Farmers are to be rewarded for protecting the environment, improving access to the countryside and boosting animal welfare under proposals outlined in the government's Agriculture Bill.
Currently, British farmers get around £3.4bn a year in subsidies under the EU's Common Agricultural Policy (CAP), with the money distributed in the main on the basis of the size of the farm.
The new bill, which will replace the CAP after Brexit, will include a government pledge to maintain the same level of funding for the duration of the current parliament.
But, crucially, the focus for the reward of subsidies will switch from size to protecting land, water and air, supporting thriving plants and wildlife, tackling climate change, maintaining beautiful landscapes, improving public access and boosting animal health and welfare.
There will also be more emphasis on food production and the bill will require the government to report regularly on food security.
The changes set out in the bill will be brought in over seven years, from 2021 to the end of 2027 to help farmers adjust.
Direct payments for the amount of land farmed will be phased out, with the largest reductions starting for those who are paid the most.
Environment Secretary Theresa Villiers said the bill would transform British farming and enable a balance between food production and the environment to safeguard the countryside and farming communities.
"This is one of the most important environmental reforms for many years, rewarding farmers for the work they do to safeguard our environment and helping us meet crucial goals on climate change and protecting nature and biodiversity," she said.
"We will move away from the EU's bureaucratic Common Agricultural Policy and towards a fairer system which rewards our hard-working farmers for delivering public goods, celebrating their world-leading environmental work and innovative, modern approach to food production."
The proposals have been generally welcomed by farmers, landowners and environmental groups.
However, there have been warnings about the need for long-term funding and safeguards to ensure environmental standards are not undermined in future trade deals with countries such as the US.
Friends of the Earth has called for a legal commitment to be added to the bill "to prevent trade deals from forcing lower standards on the UK".
National Farmers' Union president Minette Batters welcomed the bill's recognition that farmers have a vital role as food producers.
She said: "Farmers across the country will still want to see legislation underpinning the government's assurances that they will not allow the imports of food produced to standards that would be illegal here through future trade deals.
"We will continue to press the government to introduce a standards commission as a matter of priority to oversee and advise on future food trade policy and negotiations."

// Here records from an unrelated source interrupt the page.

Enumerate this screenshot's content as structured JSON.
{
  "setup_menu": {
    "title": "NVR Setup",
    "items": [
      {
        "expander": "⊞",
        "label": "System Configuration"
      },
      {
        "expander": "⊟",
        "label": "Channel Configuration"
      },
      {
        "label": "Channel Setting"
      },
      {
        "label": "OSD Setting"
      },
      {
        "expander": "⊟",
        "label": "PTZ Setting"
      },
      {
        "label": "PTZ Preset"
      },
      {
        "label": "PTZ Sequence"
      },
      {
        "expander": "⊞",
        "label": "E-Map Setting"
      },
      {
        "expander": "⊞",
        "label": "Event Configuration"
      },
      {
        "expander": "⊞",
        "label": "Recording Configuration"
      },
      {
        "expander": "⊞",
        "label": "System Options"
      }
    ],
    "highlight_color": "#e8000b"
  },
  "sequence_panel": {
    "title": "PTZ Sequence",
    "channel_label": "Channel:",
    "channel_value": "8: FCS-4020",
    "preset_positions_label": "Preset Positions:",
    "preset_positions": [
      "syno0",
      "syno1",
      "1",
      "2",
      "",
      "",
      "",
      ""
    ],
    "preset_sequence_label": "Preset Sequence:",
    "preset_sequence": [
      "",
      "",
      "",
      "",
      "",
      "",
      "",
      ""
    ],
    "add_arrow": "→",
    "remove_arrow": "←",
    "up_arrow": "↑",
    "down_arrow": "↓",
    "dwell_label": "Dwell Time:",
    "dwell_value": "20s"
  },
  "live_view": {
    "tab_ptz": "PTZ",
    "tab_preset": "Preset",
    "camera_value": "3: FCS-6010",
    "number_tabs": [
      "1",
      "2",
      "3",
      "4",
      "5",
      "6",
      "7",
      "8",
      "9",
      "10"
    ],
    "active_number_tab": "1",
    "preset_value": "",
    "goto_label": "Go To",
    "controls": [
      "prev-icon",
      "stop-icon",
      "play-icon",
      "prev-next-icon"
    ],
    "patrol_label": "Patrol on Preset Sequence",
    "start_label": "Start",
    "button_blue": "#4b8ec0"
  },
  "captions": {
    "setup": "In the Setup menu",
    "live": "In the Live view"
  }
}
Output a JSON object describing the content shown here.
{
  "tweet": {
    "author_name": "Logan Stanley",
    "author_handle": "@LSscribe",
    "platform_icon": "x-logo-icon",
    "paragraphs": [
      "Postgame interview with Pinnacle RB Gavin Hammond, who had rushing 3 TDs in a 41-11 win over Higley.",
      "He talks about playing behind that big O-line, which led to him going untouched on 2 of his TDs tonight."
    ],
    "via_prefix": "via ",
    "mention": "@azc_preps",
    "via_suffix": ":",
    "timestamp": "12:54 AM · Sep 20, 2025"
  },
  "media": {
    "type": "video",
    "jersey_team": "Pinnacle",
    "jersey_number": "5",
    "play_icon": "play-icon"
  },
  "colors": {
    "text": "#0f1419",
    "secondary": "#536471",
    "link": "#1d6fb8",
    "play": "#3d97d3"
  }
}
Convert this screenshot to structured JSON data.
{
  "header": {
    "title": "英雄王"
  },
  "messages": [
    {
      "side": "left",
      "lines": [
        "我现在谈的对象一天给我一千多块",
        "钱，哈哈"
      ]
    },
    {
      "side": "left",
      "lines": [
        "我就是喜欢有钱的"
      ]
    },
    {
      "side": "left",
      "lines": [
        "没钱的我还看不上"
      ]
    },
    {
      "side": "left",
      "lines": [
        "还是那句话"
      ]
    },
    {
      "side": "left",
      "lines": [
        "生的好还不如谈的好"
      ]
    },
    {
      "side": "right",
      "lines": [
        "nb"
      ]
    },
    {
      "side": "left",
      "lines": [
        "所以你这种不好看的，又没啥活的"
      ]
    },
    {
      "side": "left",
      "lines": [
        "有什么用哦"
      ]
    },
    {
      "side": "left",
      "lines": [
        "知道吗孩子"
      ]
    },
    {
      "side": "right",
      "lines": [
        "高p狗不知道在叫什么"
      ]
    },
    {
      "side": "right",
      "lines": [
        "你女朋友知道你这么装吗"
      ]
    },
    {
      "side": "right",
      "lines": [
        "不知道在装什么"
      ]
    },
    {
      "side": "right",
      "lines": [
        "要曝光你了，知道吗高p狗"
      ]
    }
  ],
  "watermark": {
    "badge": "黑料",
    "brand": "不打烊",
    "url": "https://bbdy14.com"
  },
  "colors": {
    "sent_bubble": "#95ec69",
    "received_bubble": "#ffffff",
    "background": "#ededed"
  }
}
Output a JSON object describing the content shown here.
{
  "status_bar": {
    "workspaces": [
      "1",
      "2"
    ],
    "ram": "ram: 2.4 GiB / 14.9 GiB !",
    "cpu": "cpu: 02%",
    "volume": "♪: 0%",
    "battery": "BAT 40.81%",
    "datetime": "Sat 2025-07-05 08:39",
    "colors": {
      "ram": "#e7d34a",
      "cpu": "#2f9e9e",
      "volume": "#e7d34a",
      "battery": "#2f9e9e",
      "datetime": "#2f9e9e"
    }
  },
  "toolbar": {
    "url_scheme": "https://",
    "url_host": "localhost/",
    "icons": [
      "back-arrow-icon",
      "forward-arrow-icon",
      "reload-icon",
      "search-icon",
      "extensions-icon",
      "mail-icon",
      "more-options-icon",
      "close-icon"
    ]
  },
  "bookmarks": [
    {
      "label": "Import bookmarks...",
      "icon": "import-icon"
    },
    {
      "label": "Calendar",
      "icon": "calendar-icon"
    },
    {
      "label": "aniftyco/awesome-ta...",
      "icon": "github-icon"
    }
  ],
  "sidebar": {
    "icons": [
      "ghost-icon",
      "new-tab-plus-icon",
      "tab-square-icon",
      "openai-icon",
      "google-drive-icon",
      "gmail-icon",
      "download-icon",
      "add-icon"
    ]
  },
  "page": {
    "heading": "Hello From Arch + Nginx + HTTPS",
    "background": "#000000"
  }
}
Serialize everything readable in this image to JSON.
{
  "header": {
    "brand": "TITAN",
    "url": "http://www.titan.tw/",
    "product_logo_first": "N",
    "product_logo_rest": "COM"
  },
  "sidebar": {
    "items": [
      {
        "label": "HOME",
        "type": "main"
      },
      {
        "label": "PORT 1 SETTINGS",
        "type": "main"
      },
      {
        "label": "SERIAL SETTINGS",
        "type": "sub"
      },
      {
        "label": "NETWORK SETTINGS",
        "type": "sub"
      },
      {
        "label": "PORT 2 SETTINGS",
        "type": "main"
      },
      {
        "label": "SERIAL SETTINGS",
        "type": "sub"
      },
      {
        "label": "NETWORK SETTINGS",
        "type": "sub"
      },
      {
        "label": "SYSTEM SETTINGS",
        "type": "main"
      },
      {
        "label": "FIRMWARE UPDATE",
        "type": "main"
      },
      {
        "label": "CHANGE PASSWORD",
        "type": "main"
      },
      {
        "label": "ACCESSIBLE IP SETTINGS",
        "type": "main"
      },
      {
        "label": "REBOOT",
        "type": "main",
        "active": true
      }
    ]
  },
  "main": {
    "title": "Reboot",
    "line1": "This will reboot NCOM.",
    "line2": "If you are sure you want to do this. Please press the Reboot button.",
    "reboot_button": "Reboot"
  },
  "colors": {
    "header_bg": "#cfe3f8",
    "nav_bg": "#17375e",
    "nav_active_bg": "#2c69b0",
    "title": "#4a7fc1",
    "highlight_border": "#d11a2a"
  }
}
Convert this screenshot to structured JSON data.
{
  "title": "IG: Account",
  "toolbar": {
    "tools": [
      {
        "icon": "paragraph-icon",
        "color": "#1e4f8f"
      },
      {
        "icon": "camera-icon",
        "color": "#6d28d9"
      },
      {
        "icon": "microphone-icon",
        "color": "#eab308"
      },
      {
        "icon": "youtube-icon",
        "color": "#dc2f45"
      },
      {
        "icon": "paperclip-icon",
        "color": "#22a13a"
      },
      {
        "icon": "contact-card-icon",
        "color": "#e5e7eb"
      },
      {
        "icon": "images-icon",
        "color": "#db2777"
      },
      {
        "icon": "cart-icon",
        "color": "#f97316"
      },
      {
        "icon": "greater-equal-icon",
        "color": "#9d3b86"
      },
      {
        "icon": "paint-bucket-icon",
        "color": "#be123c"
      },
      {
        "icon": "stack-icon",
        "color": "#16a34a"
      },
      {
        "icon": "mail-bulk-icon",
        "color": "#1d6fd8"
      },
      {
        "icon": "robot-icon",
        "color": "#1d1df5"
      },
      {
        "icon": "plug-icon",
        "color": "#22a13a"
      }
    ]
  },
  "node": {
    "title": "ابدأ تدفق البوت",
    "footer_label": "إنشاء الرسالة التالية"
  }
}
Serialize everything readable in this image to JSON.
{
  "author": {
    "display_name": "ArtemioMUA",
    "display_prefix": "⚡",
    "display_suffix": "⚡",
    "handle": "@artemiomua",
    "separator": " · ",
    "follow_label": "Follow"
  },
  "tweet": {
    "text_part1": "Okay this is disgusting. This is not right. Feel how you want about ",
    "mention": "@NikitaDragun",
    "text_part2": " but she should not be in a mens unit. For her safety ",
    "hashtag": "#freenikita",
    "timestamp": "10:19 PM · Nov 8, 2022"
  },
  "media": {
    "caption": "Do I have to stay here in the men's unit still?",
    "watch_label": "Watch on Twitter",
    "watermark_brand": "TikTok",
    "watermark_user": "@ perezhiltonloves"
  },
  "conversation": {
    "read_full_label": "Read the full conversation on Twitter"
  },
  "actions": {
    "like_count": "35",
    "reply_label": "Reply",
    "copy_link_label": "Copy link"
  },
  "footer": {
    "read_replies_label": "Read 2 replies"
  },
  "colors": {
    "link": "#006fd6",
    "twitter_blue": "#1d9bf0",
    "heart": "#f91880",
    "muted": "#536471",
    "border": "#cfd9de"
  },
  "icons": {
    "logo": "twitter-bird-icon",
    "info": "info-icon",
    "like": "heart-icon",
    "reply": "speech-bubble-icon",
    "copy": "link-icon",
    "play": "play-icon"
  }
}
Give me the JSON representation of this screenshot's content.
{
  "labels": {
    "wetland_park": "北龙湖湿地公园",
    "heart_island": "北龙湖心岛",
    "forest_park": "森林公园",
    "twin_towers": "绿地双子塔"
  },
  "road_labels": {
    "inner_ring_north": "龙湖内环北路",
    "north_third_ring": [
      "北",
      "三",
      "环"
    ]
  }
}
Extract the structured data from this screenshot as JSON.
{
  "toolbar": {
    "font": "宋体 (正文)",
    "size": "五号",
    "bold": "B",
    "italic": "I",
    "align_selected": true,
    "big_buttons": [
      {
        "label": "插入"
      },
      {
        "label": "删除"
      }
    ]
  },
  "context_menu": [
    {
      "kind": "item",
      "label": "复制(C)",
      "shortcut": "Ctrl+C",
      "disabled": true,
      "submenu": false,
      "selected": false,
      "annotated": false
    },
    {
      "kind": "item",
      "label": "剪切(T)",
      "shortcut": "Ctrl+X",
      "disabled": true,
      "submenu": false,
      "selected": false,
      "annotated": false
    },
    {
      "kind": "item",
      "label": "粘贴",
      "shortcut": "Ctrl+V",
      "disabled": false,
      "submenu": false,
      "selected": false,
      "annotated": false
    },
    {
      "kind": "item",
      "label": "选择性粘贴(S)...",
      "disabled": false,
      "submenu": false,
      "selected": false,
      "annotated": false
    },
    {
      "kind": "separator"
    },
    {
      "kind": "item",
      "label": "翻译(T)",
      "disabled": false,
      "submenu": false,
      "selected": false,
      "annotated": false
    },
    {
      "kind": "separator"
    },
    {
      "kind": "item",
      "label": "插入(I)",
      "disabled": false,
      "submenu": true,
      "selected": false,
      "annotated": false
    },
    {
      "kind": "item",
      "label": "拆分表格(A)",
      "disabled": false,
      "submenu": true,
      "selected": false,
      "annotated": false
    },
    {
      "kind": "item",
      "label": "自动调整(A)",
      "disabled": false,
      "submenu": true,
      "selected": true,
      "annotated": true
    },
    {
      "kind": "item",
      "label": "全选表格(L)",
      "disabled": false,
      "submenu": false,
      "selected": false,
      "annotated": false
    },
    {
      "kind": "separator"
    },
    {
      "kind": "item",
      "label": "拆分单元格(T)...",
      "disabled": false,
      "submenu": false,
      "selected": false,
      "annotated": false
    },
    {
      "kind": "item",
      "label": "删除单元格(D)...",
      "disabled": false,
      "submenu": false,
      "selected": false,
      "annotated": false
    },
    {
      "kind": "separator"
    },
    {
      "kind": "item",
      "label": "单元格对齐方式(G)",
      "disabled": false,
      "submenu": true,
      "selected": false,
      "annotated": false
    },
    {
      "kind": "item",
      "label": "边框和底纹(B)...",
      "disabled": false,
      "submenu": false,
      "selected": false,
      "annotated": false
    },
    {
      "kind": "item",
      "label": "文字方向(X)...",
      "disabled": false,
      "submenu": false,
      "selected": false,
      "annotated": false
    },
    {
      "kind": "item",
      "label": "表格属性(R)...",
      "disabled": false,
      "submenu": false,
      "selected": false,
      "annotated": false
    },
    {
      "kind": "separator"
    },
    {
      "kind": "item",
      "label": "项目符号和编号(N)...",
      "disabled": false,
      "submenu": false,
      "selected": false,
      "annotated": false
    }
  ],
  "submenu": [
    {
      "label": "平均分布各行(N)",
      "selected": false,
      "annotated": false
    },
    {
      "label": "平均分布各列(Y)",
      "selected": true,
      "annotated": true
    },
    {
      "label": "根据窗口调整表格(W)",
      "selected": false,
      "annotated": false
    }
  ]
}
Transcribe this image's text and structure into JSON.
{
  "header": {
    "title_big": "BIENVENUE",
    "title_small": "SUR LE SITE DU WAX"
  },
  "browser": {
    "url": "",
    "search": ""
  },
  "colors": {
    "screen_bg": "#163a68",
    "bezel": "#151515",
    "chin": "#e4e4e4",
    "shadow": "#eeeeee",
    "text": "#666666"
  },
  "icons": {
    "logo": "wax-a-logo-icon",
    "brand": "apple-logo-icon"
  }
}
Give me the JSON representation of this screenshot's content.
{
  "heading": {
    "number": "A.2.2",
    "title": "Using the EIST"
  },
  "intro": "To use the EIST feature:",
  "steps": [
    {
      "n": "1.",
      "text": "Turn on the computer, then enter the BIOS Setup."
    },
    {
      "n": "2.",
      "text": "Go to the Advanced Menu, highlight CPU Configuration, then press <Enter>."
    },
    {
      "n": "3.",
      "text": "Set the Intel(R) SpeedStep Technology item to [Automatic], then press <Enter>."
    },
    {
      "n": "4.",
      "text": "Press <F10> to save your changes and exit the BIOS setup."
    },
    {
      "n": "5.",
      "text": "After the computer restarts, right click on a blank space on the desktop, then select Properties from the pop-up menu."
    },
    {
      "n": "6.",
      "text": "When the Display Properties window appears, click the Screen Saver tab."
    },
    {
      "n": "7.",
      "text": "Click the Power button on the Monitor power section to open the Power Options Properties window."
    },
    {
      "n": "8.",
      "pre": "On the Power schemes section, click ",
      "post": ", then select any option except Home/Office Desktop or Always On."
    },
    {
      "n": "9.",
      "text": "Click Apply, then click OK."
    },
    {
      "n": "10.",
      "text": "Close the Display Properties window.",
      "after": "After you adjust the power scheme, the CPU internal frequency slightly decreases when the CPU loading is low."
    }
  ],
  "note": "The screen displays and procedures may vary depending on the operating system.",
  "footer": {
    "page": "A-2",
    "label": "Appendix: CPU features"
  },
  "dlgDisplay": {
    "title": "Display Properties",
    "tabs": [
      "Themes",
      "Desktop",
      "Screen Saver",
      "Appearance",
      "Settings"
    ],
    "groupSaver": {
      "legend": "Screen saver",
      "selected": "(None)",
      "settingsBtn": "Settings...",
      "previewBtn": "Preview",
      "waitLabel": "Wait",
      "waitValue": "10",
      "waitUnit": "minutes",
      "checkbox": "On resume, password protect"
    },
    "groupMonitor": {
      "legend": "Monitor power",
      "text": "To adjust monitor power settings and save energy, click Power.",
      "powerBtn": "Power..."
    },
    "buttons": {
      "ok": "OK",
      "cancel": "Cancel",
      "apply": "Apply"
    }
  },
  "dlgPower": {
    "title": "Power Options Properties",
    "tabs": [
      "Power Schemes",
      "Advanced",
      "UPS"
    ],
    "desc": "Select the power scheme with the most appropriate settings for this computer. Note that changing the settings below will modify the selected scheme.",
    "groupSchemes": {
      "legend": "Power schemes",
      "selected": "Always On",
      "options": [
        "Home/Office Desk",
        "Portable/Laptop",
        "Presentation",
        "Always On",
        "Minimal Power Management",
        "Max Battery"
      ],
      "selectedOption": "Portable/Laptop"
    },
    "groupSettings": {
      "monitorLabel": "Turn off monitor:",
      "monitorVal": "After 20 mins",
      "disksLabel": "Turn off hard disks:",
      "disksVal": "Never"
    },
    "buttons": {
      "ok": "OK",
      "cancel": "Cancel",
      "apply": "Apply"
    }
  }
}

Rosie Hails, from the National Trust, a major landowner, said the system of public money for public goods which it had pushed for was an opportunity to put sustainability, wildlife, protecting soils and flood prevention at the heart of land management.
"We have trialled this approach with tenant farmers and we know that this model can work", she said.
"It must however be backed up with good quality advice, and the certainty of long-term funding that matches the scale of ambition in the bill."